Utilities Ramping Up Solar Power Build-Out
But their anticipated output would not be sufficient to serve data center projects in the construction pipeline
*Guest Blog by Michael Vickerman—RENEW Wisconsin Board Member
Construction of large solar power plants in Wisconsin will accelerate throughout the decade, thanks to a series of regulatory approvals handed down over the past 12 months. Indeed, by all appearances, solar power will dominate utility investment in new sources of electric power for the foreseeable future.
In March 2026 alone, the Public Service Commission of Wisconsin (PSC) approved utility requests to acquire three solar projects—two in Columbia County and one in Rock County—totaling 315 megawatts (MW). When energized over the next two years, these three plants will generate more than 600,000 megawatt-hours of zero-emission electricity annually to customers. That amounts to 0.9% of electricity consumption in the Badger State.
As shown in Table 1 below, WEC Energy and Madison Gas & Electric will add 1.265 gigawatts, or 1,265 MW, of solar power to their generation fleets over the next three years. Construction is well underway at the Koshkonong and High Noon project sites, and ground will be broken this year on the other solar plants listed in the table.
Construction is also proceeding on a 250 MW solar plant in central Wisconsin owned by Minneapolis-based Geronimo Energy. Anticipated to be placed in service later this year, the Portage Solar plant will produce electricity for the wholesale market and sell the renewable energy credits (RECs) from that generation to Microsoft, which will soon complete construction on a hyperscale data center in Racine County. When activated later this year, Microsoft’s facility will become the largest consumer of electricity in the entire state, with a baseline demand of approximately 500 MW. Microsoft will purchase all of the RECs produced by Portage Solar to offset a portion of that facility’s electricity usage.
Utility-owned solar generating plants often come paired with battery energy storage systems (BESS) placed within the project boundaries. These installations can store up to four hours of electricity at the battery’s rated capacity.

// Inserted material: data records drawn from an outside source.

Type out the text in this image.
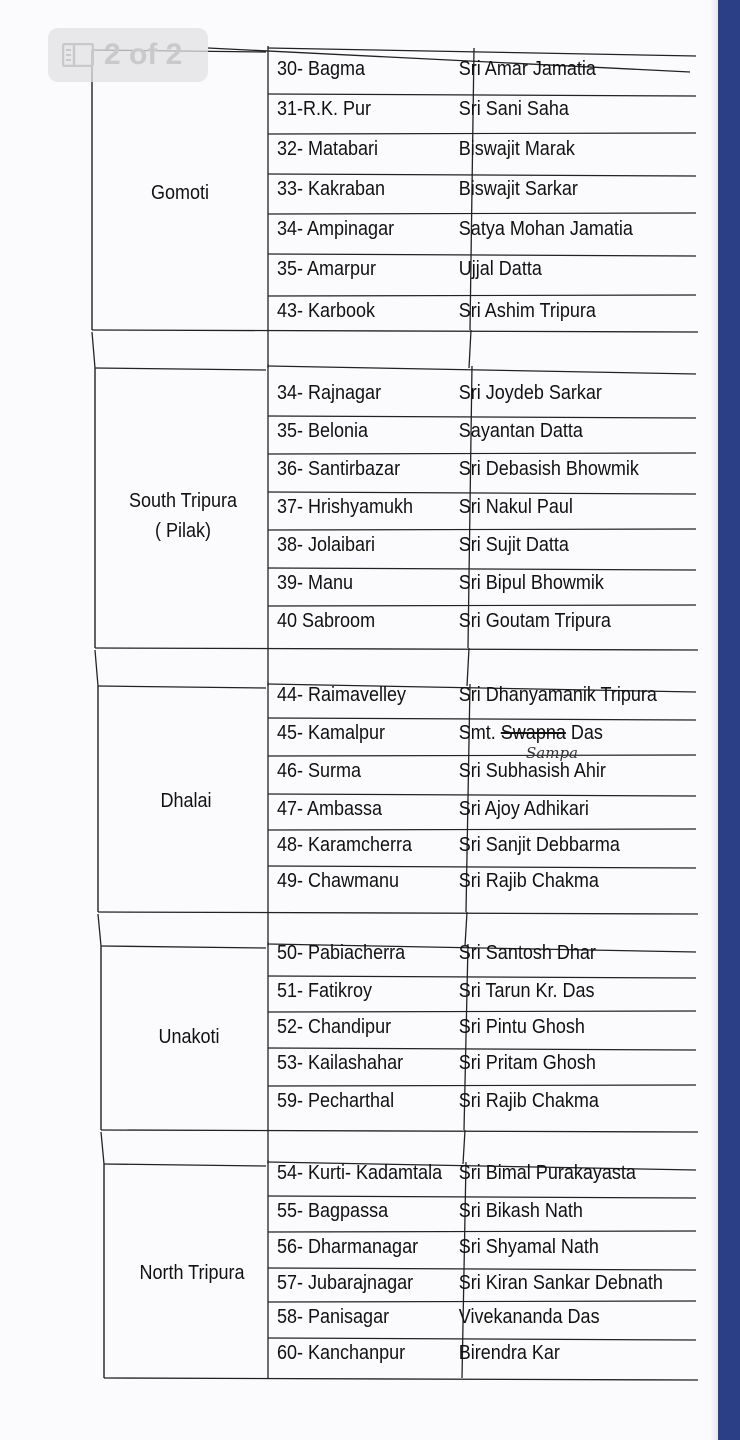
Gomoti
30- Bagma	Sri Amar Jamatia
31-R.K. Pur	Sri Sani Saha
32- Matabari	Biswajit Marak
33- Kakraban	Biswajit Sarkar
34- Ampinagar	Satya Mohan Jamatia
35- Amarpur	Ujjal Datta
43- Karbook	Sri Ashim Tripura
South Tripura
( Pilak)
34- Rajnagar	Sri Joydeb Sarkar
35- Belonia	Sayantan Datta
36- Santirbazar	Sri Debasish Bhowmik
37- Hrishyamukh Sri Nakul Paul
38- Jolaibari	Sri Sujit Datta
39- Manu	Sri Bipul Bhowmik
40 Sabroom	Sri Goutam Tripura
Dhalai
44- Raimavelley	Sri Dhanyamanik Tripura
Sampa
45- Kamalpur	Smt. Swapna Das
46- Surma	Sri Subhasish Ahir
47- Ambassa	Sri Ajoy Adhikari
48- Karamcherra Sri Sanjit Debbarma
49- Chawmanu	Sri Rajib Chakma
Unakoti
50- Pabiacherra	Sri Santosh Dhar
51- Fatikroy	Sri Tarun Kr. Das
52- Chandipur	Sri Pintu Ghosh
53- Kailashahar	Sri Pritam Ghosh
59- Pecharthal	Sri Rajib Chakma
North Tripura
54- Kurti- Kadamtala Sri Bimal Purakayasta
55- Bagpassa	Sri Bikash Nath
56- Dharmanagar Sri Shyamal Nath
57- Jubarajnagar Sri Kiran Sankar Debnath
58- Panisagar	Vivekananda Das
60- Kanchanpur	Birendra Kar
2 of 2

At the Koshkonong project, for example, the battery system is designed to accept as much as 660 MWh of electricity generated onsite. These BESS units will enable grid operators to discharge stored electricity directly into the transmission system when demand peaks later in the afternoon and evening.
In just a handful of years, solar has emerged as the fastest-growing in-state source of electric power, and its contribution to electricity supplies now surpasses wind and hydro combined (see Table 2). Accounting for 6.6% of Wisconsin-generated electricity in 2025, solar generation could reach the 10% threshold by 2030.
Will solar growth be large enough to offset anticipated load growth driven by hyperscale data centers?
As impressive as solar’s growth was in 2025, it wasn’t large enough to fully offset the increase in electricity consumption that occurred that year. The other generation resource that saw a significant increase in output from 2024 was coal, whose rise came at the expense of fossil methane. Factoring in other hyperscale data centers now under construction, it will be a challenge to offset rising electricity sales with new solar generation.
As applied to retail electricity customers, the term “capacity factor” is a measure of their actual electrical consumption in a year divided by its peak demand multiplied by 8,760, the number of hours in a year. The consensus estimate of a hyperscale data center’s capacity factor falls in the 75% to 80% range.
Compared with other customer types, hyperscale data centers impose an unprecedented level of demand on the electric grids that serve them, due to the following reasons.
- Massive scale of operations serving millions of users;
- Expansion of AI use is driving the need for high-density computing power;
- Energy-intensive cooling systems; and
- Always-on operations requiring uninterruptible electrical service.
With the above in mind, let’s estimate the power consumption from Microsoft’s Mt. Pleasant campus that will commence operations later this year. If we assume a peak load of 500 MW and a capacity factor of 75 to 80%, electricity consumption from this particular entity would range from 3.3 to 3.5 million MWh per year, or 5% of the electricity sales recorded in the entire state of Wisconsin last year.
It would take six solar plants the size of Koshkonong–1,800 MW in total–to offset, on a MWh by MWh basis, the anticipated consumption from just the Mt. Pleasant data center alone. When the two Beaver Dam and the Port Washington data center projects are brought into the picture, the number of Koshkonong-size projects needed to offset all four hyperscalers in the pipeline would exceed 20.
Given that, it’s fair to conclude that the data center build-out will elevate greenhouse gas emissions from Wisconsin’s electric power industry even with a robust expansion of in-state solar power. Unless something changes on the ground, this worrisome outcome, and all the unpleasant environmental and economic consequences that it will amplify, is quite literally baked into our future.